Pantheon's default wp-config.php includes code to read from the $_ENV superglobal so no additional configuration should be required.

For more information, see configuring wp-config.php.

Using $_SERVER

When incorporating custom configurations on Pantheon, use $_ENV instead of $_SERVER wherever possible. $_SERVER is generally unavailable when executing code via the command line (e.g. Terminus, Drush, or WP-CLI), which can cause failures for things like clearing cache. The few exceptions include HTTP_HOST and REMOTE_ADDR, or things pertaining directly to the web request in progress such as redirects.
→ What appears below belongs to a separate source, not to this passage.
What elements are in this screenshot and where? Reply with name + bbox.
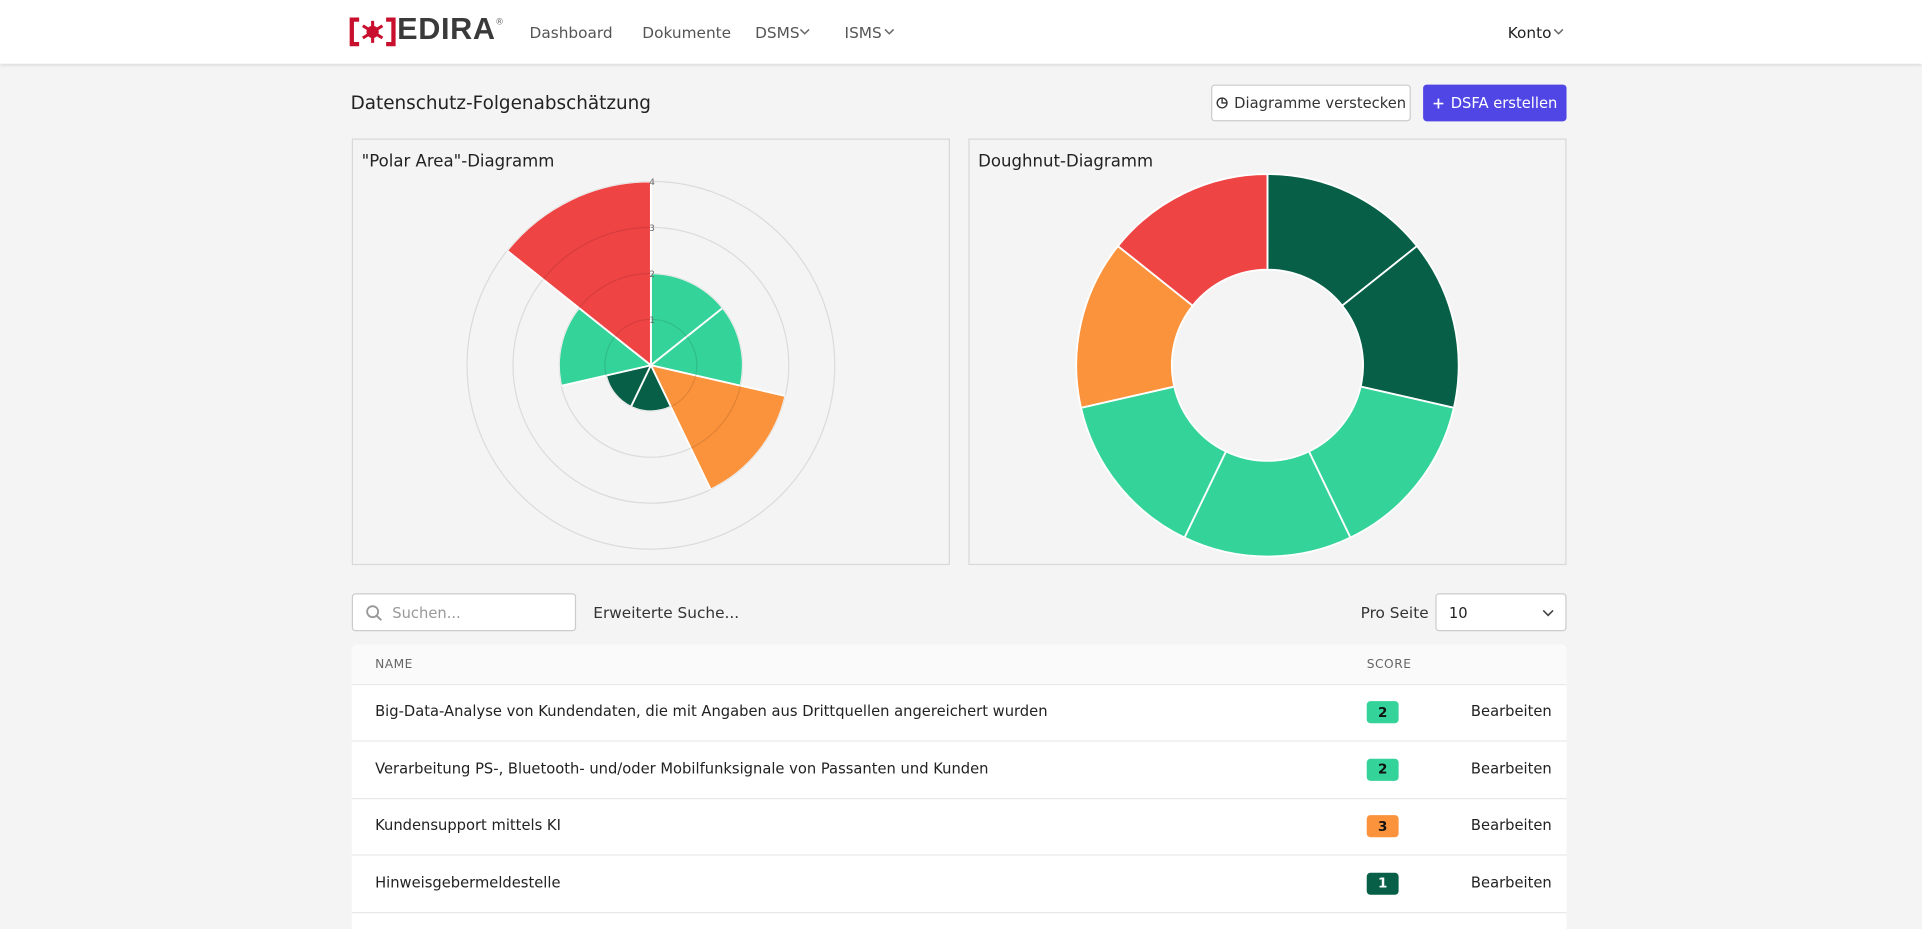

For debugging modules or plugins, it may be beneficial to review the values within the $_SERVER variable versus the value used by the plugin/module code. If $_SERVER variables are used, there may be instances where you need to alter the variable assignments to get a module or plugin to work properly as outlined in Server Name and Server Port.
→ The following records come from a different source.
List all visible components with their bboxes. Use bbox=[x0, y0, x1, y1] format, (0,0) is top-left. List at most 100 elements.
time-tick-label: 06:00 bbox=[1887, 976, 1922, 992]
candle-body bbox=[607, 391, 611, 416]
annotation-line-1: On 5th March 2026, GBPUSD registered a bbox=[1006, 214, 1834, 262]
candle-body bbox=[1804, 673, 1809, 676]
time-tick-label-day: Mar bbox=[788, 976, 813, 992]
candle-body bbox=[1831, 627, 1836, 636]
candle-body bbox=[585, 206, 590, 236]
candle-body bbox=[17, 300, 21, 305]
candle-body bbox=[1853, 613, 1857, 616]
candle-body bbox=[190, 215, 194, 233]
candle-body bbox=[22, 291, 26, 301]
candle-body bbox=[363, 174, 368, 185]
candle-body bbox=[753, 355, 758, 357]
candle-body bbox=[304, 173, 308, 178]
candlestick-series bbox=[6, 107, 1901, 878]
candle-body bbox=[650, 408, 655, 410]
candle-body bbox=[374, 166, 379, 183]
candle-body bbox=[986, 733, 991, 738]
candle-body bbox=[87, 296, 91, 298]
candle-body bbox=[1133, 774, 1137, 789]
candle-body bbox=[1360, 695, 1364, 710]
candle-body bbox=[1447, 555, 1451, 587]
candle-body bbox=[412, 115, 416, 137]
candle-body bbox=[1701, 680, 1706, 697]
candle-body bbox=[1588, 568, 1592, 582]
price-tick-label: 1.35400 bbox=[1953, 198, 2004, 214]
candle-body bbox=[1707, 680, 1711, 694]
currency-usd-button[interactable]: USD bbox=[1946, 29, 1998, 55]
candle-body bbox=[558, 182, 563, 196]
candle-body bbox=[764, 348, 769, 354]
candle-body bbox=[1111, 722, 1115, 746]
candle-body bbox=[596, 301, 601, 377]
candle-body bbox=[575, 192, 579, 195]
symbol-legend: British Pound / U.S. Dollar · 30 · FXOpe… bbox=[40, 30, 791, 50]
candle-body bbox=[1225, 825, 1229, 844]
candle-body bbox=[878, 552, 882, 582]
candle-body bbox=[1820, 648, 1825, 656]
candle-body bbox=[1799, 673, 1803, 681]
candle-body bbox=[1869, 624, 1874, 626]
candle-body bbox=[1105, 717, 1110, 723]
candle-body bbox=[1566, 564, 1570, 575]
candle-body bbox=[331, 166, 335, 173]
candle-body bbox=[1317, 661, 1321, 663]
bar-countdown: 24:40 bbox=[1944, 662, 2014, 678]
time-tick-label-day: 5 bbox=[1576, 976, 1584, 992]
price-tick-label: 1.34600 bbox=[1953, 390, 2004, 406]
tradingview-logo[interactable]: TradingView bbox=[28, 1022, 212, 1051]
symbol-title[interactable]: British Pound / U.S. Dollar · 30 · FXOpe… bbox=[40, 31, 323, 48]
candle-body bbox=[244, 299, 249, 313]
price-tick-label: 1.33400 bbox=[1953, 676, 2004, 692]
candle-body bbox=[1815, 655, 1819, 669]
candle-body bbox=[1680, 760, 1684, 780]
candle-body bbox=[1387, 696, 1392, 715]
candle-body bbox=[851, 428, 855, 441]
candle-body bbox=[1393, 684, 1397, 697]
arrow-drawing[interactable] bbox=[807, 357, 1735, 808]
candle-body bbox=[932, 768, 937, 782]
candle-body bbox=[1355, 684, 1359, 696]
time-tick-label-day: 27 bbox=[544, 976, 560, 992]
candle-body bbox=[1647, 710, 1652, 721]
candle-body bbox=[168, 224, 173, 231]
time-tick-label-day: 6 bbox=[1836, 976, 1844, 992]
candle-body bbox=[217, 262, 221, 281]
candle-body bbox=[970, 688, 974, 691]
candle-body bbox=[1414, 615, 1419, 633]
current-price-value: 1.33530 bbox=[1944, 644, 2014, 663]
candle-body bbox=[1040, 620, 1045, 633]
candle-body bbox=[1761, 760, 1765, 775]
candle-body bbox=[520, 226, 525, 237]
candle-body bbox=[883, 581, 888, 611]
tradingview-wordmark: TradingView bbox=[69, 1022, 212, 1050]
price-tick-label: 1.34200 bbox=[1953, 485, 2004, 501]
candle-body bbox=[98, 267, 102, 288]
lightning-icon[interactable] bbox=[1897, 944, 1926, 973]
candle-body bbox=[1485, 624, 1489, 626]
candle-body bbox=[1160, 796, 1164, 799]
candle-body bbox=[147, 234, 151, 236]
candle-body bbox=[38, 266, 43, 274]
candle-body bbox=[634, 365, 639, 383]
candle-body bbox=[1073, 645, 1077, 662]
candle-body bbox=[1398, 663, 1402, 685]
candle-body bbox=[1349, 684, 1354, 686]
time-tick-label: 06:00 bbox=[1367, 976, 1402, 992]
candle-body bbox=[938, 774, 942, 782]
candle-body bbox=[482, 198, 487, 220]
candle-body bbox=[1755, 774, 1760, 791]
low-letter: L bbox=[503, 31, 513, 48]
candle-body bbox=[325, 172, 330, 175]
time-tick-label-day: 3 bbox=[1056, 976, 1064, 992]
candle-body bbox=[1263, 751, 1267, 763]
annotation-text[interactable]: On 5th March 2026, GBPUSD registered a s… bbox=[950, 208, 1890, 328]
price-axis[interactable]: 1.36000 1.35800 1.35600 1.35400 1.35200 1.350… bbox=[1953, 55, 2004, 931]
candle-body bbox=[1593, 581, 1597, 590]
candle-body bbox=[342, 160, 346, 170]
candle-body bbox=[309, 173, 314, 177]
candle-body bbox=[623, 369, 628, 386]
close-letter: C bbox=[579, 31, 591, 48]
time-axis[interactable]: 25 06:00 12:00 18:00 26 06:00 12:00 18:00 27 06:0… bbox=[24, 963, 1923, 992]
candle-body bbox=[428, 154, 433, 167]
This is a partial example from a WordPress site homepage:

<?php var_dump($_SERVER);  ?>
array(63) {
  ["SERVER_SOFTWARE"]=>
  string(11) "nginx/1.4.7"
  ["REQUEST_URI"]=>
  string(1) "/"
  ["USER"]=>
  string(32) "non-static-binding-string-inserted-here"
  ["HOME"]=>
  string(46) "/srv/bindings/non-static-binding-string-inserted-here"
  ["SCRIPT_NAME"]=>
  string(10) "/index.php"
  ["DOCUMENT_URI"]=>
  string(10) "/index.php"
  ["DOCUMENT_ROOT"]=>
  string(51) "/srv/bindings/non-static-binding-string-inserted-here/code"
  ["SERVER_PROTOCOL"]=>
  string(8) "HTTP/1.1"
  ["GATEWAY_INTERFACE"]=>
  string(7) "CGI/1.1"
  ["REMOTE_ADDR"]=>
  string(12) "72.188.192.8"  <= NOT A SITE IP ADDRESS
  ["REMOTE_PORT"]=>
  string(5) "55982"
  ["SERVER_ADDR"]=>
  string(13) "10.223.192.37"  <= NOT A SITE IP ADDRESS
  ["SERVER_PORT"]=>
  string(5) "11846"
  ["SERVER_NAME"]=>
  string(31) "endpointe7208f3b.chios.panth.io"
  ["REDIRECT_STATUS"]=>
  string(3) "200"
  ["PATH_TRANSLATED"]=>
  string(51) "/srv/bindings/non-static-binding-string-inserted-here/code"
  ["HTTPS"]=>
  string(3) "OFF"
  ["SCRIPT_FILENAME"]=>
  string(62) "/srv/bindings/non-static-binding-string-inserted-here/code//index.php"
  ["HTTP_HOST"]=>
  string(25) "example-wp-site.pantheonsite.io"
  ["HTTP_USER_AGENT"]=>
  string(120) "Mozilla/5.0 (Macintosh; Intel Mac OS X 10_10_5) AppleWebKit/537.36 (KHTML, like Gecko)         Chrome/46.0.2490.80 Safari/537.36"
  ["HTTP_ACCEPT"]=>
  string(74) "text/html,application/xhtml+xml,application/xml;q=0.9,image/webp,*/*;q=0.8"
  ["HTTP_ACCEPT_LANGUAGE"]=>
  string(14) "en-US,en;q=0.8"
  etc...
}

FAQ

Can I Set My Own Environment Variables?

No, it is not possible to set environment variables on Pantheon. A common solution for this is to use the Terminus Secrets Plugin to write the secrets to a JSON file in the private filesystem, or use Lockr for maximum security.